Le rôle de l’esthétique suisse est celui-ci : Elle clôt l’ère ancienne et ouvre l’ère nouvelle (p. 285). Dans l’esthétique suisse le sentiment pour la première fois prend la pleine possession de ses droits. L’esthétique sentimentale y est opposée au mécanisme de Descartes. Descartes et ses adhérents écrasent le sentiment. Leibniz, le grand philosophe allemand, et avec lui les Suisses le rétablissent.

Mais que faut-il entendre par sentiment ?

L’auteur s’efforce de nous le dire, p. 286. Pour d’autres, sa pensée peut être claire ; pour nous Français, qui sommes plus difficiles, elle reste à l’état d’énigme. Il a beau ajouter qu’il y a le sentiment réceptif et le sentiment productif : qu’entend-il toujours par le jugement de l’âme, la force du sentiment qui est le haut goût poétique ? Nous renonçons à comprendre ce qui est si peu défini. Pour nous, nous l’avouons, cette réhabilitation de Bodmer jugé sévèrement par les Allemands eux-mêmes nous laisse complètement sceptique.

Après Bodmer viennent Breittinger et Sulzer que l’auteur entre-prend aussi de réhabiliter. Brettinger donne un nouveau sens à l’imitation de la nature, qui consiste à l’idéaliser. L’art doit non pas imiter ni enjoliver, mais embellir la nature et cela pour satisfaire le sentiment. C’est non pas l’ordinaire mais l’extraordinaire qui est son but ; l’extraordinaire dans l’art c’est l’idéal. Ici, nouveau rapprochement avec Leibnitz et le système des mondes possibles. Les mondes possibles, c’est le vrai domaine de l’imagination pour les Suisses ; l’idée métaphysique est empruntée à Leibnitz.

La conclusion (p. 299) est que les Suisses ont plus d’originalité en ce sens que les Anglais ; mais ni comme penseurs ni comme écrivains, ils n’ont la parfaite conscience d’eux-mêmes.

« La théorie des beaux-arts de Sulzer représente, dans un plus large développement, les résultats de ce mouvement opéré au sein de la culture esthétique suisse » (p. 300). On reconnaît, chez lui, deux directions, l’une pratique, l’autre théorique. Dans la première, le but moral de l’art est conçu dans un sens élevé.

L’art élève l’âme, ennoblit les sens et le cœur. La thèse de Rousseau est fausse. L’esthétique, considérée par ce côté, fraye la voie à la philosophie ; elle l’aide à étendre son empire sur les âmes.

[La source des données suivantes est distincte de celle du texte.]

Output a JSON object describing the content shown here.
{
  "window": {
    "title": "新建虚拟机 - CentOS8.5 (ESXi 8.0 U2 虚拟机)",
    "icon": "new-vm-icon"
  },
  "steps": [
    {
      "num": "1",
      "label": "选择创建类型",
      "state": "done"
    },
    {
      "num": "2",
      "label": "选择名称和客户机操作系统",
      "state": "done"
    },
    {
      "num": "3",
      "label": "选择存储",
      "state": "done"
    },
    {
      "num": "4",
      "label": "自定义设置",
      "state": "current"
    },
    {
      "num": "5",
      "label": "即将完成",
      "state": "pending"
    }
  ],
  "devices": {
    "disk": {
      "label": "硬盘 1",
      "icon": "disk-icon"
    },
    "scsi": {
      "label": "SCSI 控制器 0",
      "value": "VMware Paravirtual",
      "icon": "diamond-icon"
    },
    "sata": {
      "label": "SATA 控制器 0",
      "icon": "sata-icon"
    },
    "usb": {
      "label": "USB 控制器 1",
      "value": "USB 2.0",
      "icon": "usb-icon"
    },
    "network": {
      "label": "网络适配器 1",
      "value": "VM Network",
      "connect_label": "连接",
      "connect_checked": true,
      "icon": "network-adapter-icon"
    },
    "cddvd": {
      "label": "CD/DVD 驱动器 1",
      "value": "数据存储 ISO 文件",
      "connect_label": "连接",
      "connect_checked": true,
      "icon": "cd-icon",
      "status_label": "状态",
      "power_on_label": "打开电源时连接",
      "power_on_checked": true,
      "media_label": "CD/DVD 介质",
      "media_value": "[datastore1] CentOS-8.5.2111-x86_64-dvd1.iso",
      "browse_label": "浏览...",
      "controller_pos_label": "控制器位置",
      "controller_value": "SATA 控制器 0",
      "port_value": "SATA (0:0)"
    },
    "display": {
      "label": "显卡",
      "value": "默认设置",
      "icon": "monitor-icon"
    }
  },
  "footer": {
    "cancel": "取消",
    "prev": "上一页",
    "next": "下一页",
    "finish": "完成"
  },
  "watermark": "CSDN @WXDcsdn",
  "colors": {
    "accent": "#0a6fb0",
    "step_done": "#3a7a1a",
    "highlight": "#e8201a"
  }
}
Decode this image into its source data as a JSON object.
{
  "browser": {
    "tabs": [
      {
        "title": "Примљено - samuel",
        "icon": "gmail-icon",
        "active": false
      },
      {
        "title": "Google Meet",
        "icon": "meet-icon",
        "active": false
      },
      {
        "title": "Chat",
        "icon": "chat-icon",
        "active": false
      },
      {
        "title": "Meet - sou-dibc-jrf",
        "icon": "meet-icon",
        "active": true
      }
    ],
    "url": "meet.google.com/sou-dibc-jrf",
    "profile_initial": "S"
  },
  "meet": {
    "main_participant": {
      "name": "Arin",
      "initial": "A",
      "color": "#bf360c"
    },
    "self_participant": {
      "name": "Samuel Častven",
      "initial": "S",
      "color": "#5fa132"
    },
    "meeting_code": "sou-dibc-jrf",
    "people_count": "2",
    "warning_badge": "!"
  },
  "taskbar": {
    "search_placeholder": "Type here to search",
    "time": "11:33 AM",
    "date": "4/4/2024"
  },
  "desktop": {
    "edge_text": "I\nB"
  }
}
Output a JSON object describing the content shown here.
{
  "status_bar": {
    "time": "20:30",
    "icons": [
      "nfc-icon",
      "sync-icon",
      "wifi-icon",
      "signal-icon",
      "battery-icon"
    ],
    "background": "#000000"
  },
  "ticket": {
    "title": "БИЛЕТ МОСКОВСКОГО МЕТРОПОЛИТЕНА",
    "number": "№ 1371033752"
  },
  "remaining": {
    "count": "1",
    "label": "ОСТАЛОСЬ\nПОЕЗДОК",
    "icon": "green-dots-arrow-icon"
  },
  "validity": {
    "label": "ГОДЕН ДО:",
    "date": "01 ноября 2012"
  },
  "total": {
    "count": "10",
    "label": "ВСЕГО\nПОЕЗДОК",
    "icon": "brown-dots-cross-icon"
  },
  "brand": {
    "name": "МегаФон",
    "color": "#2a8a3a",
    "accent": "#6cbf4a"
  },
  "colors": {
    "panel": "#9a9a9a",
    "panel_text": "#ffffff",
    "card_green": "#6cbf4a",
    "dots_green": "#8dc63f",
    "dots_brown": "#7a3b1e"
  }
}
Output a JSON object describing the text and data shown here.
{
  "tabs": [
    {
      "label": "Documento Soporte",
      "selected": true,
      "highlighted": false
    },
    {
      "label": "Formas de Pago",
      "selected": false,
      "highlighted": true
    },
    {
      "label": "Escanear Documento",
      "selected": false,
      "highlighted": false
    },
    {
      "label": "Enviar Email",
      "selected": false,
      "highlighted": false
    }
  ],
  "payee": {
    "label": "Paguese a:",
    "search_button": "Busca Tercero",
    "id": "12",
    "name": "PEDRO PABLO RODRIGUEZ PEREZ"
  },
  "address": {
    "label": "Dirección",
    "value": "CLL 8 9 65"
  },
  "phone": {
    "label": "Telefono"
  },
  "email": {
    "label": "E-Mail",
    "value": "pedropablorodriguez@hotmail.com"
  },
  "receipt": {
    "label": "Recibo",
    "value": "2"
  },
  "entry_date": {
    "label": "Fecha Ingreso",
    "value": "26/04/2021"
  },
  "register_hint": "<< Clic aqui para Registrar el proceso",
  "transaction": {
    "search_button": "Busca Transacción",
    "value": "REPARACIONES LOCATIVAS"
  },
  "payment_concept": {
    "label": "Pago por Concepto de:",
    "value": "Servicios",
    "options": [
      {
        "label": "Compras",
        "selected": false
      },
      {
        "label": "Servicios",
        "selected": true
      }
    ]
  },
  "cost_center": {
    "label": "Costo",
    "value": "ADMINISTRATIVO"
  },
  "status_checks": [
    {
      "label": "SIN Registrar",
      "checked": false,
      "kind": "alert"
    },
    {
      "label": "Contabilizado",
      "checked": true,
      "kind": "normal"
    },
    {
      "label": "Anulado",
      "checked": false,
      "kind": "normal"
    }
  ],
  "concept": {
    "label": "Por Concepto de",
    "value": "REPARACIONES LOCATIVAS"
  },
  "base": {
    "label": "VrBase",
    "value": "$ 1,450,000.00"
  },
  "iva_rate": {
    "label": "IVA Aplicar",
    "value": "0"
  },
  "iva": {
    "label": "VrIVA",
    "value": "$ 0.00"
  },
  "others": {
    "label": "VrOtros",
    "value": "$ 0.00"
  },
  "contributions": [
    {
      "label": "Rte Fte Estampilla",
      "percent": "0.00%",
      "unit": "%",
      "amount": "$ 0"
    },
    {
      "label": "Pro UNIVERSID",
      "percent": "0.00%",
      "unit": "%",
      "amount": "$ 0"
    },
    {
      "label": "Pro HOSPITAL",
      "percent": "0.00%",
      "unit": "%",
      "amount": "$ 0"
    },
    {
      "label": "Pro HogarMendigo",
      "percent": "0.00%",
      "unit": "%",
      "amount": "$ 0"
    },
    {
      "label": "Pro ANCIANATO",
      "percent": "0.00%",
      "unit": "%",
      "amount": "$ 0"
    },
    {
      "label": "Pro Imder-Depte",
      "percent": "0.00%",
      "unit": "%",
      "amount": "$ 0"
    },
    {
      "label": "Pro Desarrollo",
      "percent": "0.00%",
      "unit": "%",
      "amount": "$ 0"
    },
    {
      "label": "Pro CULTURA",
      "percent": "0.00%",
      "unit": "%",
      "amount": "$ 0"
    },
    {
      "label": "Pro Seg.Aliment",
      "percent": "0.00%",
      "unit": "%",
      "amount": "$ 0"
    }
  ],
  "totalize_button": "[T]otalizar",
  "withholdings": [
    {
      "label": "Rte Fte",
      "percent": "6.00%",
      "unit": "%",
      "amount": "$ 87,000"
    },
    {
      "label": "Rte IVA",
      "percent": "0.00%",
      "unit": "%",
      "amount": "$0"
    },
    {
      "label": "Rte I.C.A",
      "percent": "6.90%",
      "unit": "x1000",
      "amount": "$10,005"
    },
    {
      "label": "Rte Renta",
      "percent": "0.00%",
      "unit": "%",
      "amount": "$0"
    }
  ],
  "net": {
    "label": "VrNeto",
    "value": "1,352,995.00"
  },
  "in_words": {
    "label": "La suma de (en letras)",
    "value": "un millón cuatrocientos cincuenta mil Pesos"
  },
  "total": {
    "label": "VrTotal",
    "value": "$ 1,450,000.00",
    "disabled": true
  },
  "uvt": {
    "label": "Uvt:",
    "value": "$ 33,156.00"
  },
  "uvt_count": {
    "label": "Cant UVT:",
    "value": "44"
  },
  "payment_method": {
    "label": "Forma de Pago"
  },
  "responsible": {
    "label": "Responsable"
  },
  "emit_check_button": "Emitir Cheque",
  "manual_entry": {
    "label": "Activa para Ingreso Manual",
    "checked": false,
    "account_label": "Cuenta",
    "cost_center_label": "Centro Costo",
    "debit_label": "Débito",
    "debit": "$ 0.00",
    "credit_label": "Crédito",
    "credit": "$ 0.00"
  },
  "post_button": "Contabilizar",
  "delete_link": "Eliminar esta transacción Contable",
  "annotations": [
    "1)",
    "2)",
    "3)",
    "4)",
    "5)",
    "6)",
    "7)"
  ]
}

L’homme n’est homme qu’autant qu’il est capable d’une noble jouissance. La tragédie et le drame surtout le lui procurent. L’opéra est le plus grand et le plus important de tous les spectacles, parce qu’il réunit les jouissances de tous les arts ; Sulzer soutient les droits élevés de l’art. Considéré moralement, l’art adoucit les mœurs. Au point de vue théorique, l’art est expressif, non imitatif. L’homme est le centre de l’art. C’est sa nature que l’art exprime ou doit représenter ; il doit le représenter, non tel qu’il est, mais tel qu’il doit être.

En somme, l’art exprime le parfait, l’essentiel de la nature humaine.